Actualité

Le recours au télétravail : Nécessité d’un avenant au contrat

23 janvier 2012

par Blandine Poidevin, Avocat, Jurisexpert

Le Ministère de l’Economie Numérique a lancé une étude dressant un état des lieux du télétravail courant 2011.

Selon l’étude réalisée par le Centre de l’Analyste Stratégique (CAS), le travail à domicile ne concernerait en France que 7% des salariés contre 20% dans les pays d’Europe du Nord et 1% seulement des agents de la fonction publique.

Le télétravail serait pratiqué par 22% des entreprises françaises, dont la moitié dans le secteur des services des TIC et/ou financiers.

Le télétravail doit faire l’objet d’une clause particulière dans le contrat de travail, mais cet avenant n’est prévu que dans 22% des cas.

Par exemple, la société Alcatel-Lucent a recours pour 30% des salariés à temps partiel au télétravail.

De même, le télétravail est classé en tête des souhaits émis par les salariés ayant des enfants pour concilier vie professionnelle et vie familiale.

On entend par « télétravail », une forme d’organisation ou de réalisation du travail utilisant une technologie de l’information dans le cadre d’un contrat de travail et dans laquelle un travail qui aurait également pu être réalisé dans les locaux d’un employeur, est effectué hors de ces locaux de façon régulière.

Le télétravail suppose, ainsi un caractère subordonné un caractère matériel consistant en la remise de moyens technologiques par l’employeur, un caractère pérenne et un lieu géographique précis.

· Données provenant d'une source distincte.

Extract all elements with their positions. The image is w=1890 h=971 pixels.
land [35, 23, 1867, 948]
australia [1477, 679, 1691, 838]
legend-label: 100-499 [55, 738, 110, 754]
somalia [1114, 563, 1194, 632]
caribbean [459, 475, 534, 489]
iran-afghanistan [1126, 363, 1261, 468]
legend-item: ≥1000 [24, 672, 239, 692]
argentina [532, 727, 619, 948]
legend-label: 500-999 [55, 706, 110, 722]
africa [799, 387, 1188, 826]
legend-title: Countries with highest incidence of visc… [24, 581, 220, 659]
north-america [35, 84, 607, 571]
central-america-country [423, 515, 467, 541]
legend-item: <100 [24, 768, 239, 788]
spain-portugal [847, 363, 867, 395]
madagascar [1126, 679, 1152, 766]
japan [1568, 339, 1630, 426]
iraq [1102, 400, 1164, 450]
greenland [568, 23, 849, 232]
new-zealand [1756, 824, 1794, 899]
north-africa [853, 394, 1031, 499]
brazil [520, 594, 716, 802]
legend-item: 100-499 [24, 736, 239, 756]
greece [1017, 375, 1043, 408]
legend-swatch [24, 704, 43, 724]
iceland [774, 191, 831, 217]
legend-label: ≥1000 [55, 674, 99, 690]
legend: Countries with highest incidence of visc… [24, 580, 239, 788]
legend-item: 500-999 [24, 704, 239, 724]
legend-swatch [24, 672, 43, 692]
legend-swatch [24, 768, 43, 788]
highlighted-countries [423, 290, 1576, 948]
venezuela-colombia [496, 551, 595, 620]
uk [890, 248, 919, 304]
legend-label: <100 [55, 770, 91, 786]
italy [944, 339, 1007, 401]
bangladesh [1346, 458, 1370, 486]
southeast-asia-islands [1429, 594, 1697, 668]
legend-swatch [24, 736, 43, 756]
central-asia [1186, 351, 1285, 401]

Ce caractère pérenne exclut toute situation exceptionnelle, telle qu’un enfant malade, un handicap occasionnel, etc.

De même, est exclu de la définition du télétravail, le travail à domicile qui ne répond pas à ces conditions.

Le recours au télétravail revêt nécessairement un caractère volontaire.

Le télétravail est encadré par l’accord national interprofessionnel du 19 juillet 2005.

De même, un projet de loi a été adopté par l’Assemblée Nationale le 9 juin 2009.

Ce caractère volontaire nécessite que le recours au télétravail fasse l’objet d’un avenant au contrat de travail.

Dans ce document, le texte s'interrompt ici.